Chocolates for Parkinson

Parkinson’s disease affects 6.3 million people around the world – a statistic that is expected to double by 2040. Patrick Demoucelle is one of those affected. He was diagnosed with the disease just before his 40th birthday, 14 years ago.

What can you do when the results of an MRI scan cast a dark shadow over personal and professional joys? Patrick and his wife Anne-Marie decided to embark on a new chapter of their lives. They gave up their careers to join the quest for a cure for Parkinson’s disease. It is possible. 2,000 years ago, it took a century to double the volume of knowledge in the world. Ten years ago, it took a day. Today, we can double the global volume of knowledge in just 3 minutes.

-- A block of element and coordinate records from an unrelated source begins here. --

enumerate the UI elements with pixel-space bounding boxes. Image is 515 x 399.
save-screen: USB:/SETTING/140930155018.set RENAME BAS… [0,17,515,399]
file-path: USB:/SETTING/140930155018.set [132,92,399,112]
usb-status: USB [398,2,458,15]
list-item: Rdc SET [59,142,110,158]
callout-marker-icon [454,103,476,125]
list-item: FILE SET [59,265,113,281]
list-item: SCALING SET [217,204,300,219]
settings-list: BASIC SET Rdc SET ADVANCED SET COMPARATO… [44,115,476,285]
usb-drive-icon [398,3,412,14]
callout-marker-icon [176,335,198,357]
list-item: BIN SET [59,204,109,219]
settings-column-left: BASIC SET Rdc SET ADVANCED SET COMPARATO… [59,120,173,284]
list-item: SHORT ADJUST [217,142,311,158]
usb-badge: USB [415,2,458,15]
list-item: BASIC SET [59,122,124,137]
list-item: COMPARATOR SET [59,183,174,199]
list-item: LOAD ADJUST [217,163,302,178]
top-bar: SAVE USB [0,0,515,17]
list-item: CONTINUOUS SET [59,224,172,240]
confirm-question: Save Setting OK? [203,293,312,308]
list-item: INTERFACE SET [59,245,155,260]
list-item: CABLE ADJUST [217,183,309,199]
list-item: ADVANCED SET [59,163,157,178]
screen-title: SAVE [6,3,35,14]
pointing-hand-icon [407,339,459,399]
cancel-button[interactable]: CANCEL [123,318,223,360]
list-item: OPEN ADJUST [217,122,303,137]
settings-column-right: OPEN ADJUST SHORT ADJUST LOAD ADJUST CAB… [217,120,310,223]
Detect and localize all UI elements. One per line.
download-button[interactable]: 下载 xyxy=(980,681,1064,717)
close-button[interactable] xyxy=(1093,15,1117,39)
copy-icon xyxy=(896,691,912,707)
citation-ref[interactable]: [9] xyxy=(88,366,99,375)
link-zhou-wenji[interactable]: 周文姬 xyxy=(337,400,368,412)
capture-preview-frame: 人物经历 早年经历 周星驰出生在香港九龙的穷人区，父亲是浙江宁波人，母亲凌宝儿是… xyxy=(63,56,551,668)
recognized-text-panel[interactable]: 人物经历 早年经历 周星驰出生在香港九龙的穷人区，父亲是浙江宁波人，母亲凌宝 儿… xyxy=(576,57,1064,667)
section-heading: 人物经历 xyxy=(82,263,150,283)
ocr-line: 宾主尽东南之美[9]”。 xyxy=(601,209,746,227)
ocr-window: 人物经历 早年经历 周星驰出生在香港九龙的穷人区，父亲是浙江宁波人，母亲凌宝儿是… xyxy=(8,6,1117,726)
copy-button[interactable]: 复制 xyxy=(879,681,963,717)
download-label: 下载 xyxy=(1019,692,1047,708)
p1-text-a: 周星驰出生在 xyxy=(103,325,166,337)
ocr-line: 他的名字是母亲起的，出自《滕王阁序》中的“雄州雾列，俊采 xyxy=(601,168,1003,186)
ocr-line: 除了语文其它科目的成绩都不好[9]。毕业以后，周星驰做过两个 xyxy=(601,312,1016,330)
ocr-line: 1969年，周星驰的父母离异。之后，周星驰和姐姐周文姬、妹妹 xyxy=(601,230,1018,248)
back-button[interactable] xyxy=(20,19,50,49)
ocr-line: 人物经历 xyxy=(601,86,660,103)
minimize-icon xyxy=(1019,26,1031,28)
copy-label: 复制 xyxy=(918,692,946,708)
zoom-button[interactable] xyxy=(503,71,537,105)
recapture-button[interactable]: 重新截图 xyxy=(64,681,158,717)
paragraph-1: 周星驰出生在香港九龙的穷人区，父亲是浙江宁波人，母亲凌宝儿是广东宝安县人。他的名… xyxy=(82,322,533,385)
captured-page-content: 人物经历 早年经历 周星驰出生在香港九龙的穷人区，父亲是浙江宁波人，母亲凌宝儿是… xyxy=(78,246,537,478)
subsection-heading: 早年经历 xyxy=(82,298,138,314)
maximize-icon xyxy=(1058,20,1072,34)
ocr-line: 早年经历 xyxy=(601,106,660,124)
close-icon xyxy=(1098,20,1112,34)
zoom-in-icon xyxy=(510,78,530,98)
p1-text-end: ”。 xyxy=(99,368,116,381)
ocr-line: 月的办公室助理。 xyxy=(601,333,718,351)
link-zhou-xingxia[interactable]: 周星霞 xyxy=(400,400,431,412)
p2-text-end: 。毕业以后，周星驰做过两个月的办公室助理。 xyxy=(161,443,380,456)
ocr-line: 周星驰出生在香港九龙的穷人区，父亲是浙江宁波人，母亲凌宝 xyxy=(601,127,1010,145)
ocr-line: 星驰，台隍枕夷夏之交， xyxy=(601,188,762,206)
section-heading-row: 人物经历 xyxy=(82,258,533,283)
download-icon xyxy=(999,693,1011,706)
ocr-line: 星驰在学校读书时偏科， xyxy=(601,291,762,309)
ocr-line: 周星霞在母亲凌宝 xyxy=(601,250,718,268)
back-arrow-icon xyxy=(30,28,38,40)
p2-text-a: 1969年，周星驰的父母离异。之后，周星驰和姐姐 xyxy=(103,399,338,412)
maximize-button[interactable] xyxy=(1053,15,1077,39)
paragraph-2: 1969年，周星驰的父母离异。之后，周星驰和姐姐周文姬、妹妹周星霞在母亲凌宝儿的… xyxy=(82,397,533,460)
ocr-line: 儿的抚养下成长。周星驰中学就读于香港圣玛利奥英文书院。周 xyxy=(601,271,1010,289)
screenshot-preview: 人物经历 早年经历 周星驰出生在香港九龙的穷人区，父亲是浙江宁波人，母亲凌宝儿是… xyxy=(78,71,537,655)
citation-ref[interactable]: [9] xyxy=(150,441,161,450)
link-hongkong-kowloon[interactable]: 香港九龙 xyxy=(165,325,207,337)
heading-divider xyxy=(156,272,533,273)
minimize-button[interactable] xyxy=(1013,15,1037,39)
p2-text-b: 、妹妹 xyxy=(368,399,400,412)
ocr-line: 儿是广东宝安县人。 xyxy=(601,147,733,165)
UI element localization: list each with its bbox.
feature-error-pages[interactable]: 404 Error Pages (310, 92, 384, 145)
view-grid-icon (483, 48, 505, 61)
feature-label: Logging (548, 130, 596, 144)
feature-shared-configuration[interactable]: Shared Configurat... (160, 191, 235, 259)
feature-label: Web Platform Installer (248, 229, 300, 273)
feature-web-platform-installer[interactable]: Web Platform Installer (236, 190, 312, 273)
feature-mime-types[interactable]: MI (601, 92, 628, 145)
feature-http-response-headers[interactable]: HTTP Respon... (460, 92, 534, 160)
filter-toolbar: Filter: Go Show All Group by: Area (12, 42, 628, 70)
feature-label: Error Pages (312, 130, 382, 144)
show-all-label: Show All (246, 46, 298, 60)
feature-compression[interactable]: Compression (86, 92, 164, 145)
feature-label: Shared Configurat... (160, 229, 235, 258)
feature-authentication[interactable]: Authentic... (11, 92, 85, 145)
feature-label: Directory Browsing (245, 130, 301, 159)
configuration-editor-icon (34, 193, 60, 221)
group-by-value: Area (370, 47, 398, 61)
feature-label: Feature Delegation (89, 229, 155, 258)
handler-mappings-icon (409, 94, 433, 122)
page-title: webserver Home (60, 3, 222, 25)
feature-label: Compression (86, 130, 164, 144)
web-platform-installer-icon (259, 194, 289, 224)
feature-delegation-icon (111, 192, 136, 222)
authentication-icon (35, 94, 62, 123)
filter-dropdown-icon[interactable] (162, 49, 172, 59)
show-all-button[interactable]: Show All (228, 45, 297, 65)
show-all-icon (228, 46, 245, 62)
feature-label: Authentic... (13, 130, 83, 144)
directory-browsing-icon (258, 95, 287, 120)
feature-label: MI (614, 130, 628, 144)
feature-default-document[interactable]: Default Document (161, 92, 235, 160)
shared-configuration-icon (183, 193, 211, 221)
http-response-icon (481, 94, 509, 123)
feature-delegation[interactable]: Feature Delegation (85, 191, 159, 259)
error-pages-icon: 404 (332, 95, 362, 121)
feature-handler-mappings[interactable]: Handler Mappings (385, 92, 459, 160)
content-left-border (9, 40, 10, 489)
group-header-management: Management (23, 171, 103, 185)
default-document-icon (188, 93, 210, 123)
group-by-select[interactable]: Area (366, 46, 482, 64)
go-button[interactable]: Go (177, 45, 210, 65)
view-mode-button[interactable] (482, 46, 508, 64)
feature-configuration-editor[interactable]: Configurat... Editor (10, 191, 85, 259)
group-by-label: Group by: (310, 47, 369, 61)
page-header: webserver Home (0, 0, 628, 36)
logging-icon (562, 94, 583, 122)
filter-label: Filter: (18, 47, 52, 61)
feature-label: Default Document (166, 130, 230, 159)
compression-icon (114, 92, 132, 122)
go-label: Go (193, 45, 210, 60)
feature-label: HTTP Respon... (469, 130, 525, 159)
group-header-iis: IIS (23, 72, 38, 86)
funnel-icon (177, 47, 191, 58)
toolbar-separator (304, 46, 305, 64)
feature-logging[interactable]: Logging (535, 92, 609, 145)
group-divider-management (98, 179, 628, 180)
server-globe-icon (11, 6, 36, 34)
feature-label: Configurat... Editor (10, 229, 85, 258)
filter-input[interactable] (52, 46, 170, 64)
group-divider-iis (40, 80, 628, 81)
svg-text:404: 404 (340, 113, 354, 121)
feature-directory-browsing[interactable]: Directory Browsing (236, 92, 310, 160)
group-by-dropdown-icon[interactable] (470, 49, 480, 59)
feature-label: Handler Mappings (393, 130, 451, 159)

We believe in their project and have decided to work with them. We have chosen to mix business with pleasure by creating 3 delicious chocolates and donating the proceeds of their sales to promising scientific projects in need of funding.

The chocolates

We can draw various parallels between dark chocolate and the mechanisms of Parkinson’s disease: dark chocolate promotes the production of dopamine and contains polyphenols, which are natural antioxidants. Chocolate is also one of richest foods in magnesium. Finally, high cacao content provides theobromine, a substance offering potentially protective effects very close to those of caffeine in coffee.

To raise awareness of the specific characteristics of Parkinson’s disease, we have added ingredients such as coffee, guarana, linseed, chia seeds and macadamia nuts to the chocolates in this campaign. Chocolate, of course, will have no effect on Parkinson’s patients, nor in preventing the onset of the disease. Our sole objective in highlighting the positive effects of cacao, coffee and other ingredients in our chocolates is to explain and promote greater understanding of Parkinson’s disease.

We have developed three special recipes for this range of chocolates:

  • “Cocoa Secret” is an 80% chocolate with cacao slivers for added authenticity.
  • “Espresso Mystery” is a 72% dark chocolate in which theobromine (naturally present in cacao) is complemented by caffeine from coffee and guaranine from guarana to create the full-bodied bitter-sweet flavour of coffee.
  • “Divine Nuts” combines a 72% dark chocolate with omega 3 found naturally in linseed, chia seeds and macadamia nuts to create a very crunchy taste alchemy.

The Demoucelle Parkinson Charity

It was in 2005, at the height of his professional career, that Patrick Demoucelle – a 40-year-old businessman – discovered that he had Parkinson’s disease. The diagnosis marked an abrupt change in his life and that of family and friends. His very successful past gave him the motivation to push ahead with the same determination. He wanted to keep hoping and believe in a solution. In 2011, together with his wife Anne-Marie, he decided to set up the Demoucelle Parkinson Charity to speed up the search for a cure.

40,000 people in Belgium have Parkinson’s disease: 1 Belgian in 283, with 10% of those affected under 50 years old. The Demoucelle Parkinson Charity aims to provide an extra boost for highly promising projects that are already close to a solution. Together with the Michael J. Fox Foundation, we have already supported 8 projects in the (pre-)clinical phase; 7 in Europe and 1 in the United States.

They collect funds, work with research teams to improve communication and leadership skills and rally support for the cause. Promoting a positive attitude towards Parkinson’s disease at all times is essential.

At the moment, all medication for Parkinson’s disease treats the symptoms, helping to mask them (temporarily). To encourage real progress, the Demoucelle Parkinson Charity specifically supports the few projects aiming to modify, slow down, stop and even reverse the disease.

The DPC is supporting a new phase of the Pet Tracer project by the Swiss biopharmaceutical company AC IMMUNE. At the moment, there is no available method to measure the level of alpha-synuclein in a living brain. Alpha-synuclein is the protein that accumulates to exert a toxic effect on the brain cells of a Parkinson’s patient. The project will allow earlier diagnosis of Parkinson’s disease and make it possible to monitor its progression over time to assess the efficacy of treatments aimed at reducing accumulations of alpha-synuclein. The results of the study will also be useful for other brain diseases and will therefore have a more general application and impact.